La police macédonienne a autorisé vendredi plusieurs centaines de migrants, des familles avec des enfants et des femmes enceintes, à entrer sur son territoire en provenance de la Grèce, après avoir repoussé avec des grenades assourdissantes un groupe de 3000 personnes souhaitant se rendre en Europe occidentale.

Dans une tentative de franchir la frontière, la foule s'est dirigée dans la matinée vers un cordon des forces spéciales de police, en criant «Aidez-nous!».

Les policiers ont répondu en frappant des migrants avec des matraques et ont tiré au moins cinq grenades assourdissantes, contraignant les migrants à se retirer, a rapporté un journaliste de l'AFP.

Huit migrants ont été légèrement blessés, selon la police grecque, surtout aux jambes, par des éclats des grenades qui ont provoqué une épaisse fumée blanche.

Les heurts n'ont duré que quelques minutes, les migrants ayant mis les enfants et les femmes devant les barbelés, dressés depuis jeudi par les autorités macédoniennes, pour empêcher de nouvelles violences.

L'incident s'est produit dans une zone entre la localité grecque d'Idomeni et la ville macédonienne de Gevgelija, que les migrants traversaient ces derniers jours pour passer illégalement en Macédoine en provenance de la Grèce.

Le comportement de la police macédonienne a été vivement dénoncé par Amnestie Internationals.

«Ce genre de réponse paramilitaire et cette manière inacceptable de repousser [les migrants] est une violation de la loi internationale. Les autorités macédoniennes ont répondu comme si elles avaient en face des émeutiers et non pas des réfugiés qui ont fui le conflit et les persécutions», a déclaré dans un communiqué Gauri van Gulik, un responsable de cette organisation de défense des droits de l'homme.

Le nombre de migrants coincés dans ce no man's land avait augmenté durant la nuit de jeudi à vendredi de 1500 à quelque 3000 personnes, la plupart des réfugiés syriens.

Des centaines de familles, dont beaucoup avec de petits enfants, s'y trouvaient depuis plus de deux jours, guettant par une très grande chaleur la possibilité de passer sur le territoire macédonien.

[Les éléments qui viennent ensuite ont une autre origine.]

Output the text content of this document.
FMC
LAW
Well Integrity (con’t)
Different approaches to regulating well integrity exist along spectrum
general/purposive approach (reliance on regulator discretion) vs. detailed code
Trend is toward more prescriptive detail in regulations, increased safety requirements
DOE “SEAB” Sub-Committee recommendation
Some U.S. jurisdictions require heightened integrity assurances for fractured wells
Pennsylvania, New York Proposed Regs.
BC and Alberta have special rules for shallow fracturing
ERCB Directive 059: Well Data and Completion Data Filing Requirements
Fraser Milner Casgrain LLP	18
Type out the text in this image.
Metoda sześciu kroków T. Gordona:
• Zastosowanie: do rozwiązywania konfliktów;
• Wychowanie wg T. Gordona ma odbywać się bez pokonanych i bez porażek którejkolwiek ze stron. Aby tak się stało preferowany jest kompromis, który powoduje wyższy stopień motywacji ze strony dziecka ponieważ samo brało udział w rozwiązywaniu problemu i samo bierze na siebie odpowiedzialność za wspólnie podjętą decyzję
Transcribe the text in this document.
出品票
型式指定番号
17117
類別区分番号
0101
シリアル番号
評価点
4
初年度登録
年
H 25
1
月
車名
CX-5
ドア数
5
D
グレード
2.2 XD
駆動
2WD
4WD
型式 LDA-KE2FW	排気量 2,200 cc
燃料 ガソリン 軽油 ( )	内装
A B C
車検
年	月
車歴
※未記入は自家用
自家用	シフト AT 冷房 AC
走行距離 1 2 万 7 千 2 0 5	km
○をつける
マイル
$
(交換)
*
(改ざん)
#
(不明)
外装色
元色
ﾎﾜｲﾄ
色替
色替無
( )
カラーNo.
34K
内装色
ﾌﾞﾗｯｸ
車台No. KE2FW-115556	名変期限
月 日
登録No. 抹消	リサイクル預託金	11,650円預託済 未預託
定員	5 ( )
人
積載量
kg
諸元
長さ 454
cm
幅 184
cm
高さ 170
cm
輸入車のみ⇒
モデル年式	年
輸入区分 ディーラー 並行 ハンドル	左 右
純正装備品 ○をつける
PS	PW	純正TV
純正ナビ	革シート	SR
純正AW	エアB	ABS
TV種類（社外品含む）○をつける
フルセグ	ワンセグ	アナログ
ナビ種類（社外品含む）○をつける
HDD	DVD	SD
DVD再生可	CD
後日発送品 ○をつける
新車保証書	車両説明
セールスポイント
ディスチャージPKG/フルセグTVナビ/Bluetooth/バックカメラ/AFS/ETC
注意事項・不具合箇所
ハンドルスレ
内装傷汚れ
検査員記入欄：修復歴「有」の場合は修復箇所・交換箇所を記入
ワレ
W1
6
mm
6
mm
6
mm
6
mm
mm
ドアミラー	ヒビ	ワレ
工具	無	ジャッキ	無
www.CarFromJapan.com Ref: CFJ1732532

Ils ont dressé un campement de fortune sur une plaine poussiéreuse. Des familles entières s'entassaient dans des petites tentes, selon des journalistes de l'AFP.

«Nous sommes pourchassés en Syrie parce que nous sommes chrétiens. Ils ont voulu nous tuer. Pourquoi ils ne nous laissent pas passer par ici?», lance Jacob, 42 ans, qui tient par la main son fils de six ans.

Le gouvernement macédonien a décrété jeudi l'état d'urgence, une mesure lui permettant de déployer les forces armées dans cette zone pour aider les autorités locales et la police à gérer la «crise».

Des milliers de migrants sont arrivés ces derniers jours dans le sud de la Macédoine en provenance de Grèce, 42 000 au total depuis le 19 juin, dont plus de 7000 enfants, a précisé vendredi le gouvernement.

Dans l'après-midi, les autorités macédoniennes ont ouvert le passage vers la gare ferroviaire de Gevgelija à plusieurs centaines de personnes, précisant que cette mesure ne concernait que des «catégories vulnérables», à savoir des familles avec des enfants et des femmes enceintes.

«La police nous a permis d'entrer dans le pays», a dit à l'AFP Syrian Salim, 17 ans. Ce jeune Syrien explique avoir fait le trajet seul depuis la Turquie où sa famille est restée dans un camp de réfugiés.

«Nous ne voulons pas faire demi-tour. Nous sommes épuisés par la marche et nous sommes épuisés par la situation en Syrie. Mon père a été tué par un obus. Je n'ai plus personne là-bas et je dois partir», dit un étudiant de biologie de Damas, sous le couvert de l'anonymat.

La sélection des migrants autorisés à franchir la frontière a provoqué de vives protestations parmi des centaines d'autres qui sont restés derrière le cordon policier, a constaté l'AFP.

Quelque 300 à 400 migrants sont montés à bord d'un train qui a quitté la gare de Gevgelija vers 15 h 30 GMT (11 h 30, heure de l'Est), en direction du nord du pays, ont dit à l'AFP des membres du Commissariat des Nations unies pour les réfugiés (HCR).

Ils devront ensuite traverser aussi la Serbie, pour parvenir à la frontière avec la Hongrie, pays membre de l'Union européenne, qui est en train d'ériger une clôture de quatre mètres de haut et 175 km de long pour empêcher les migrants de passer.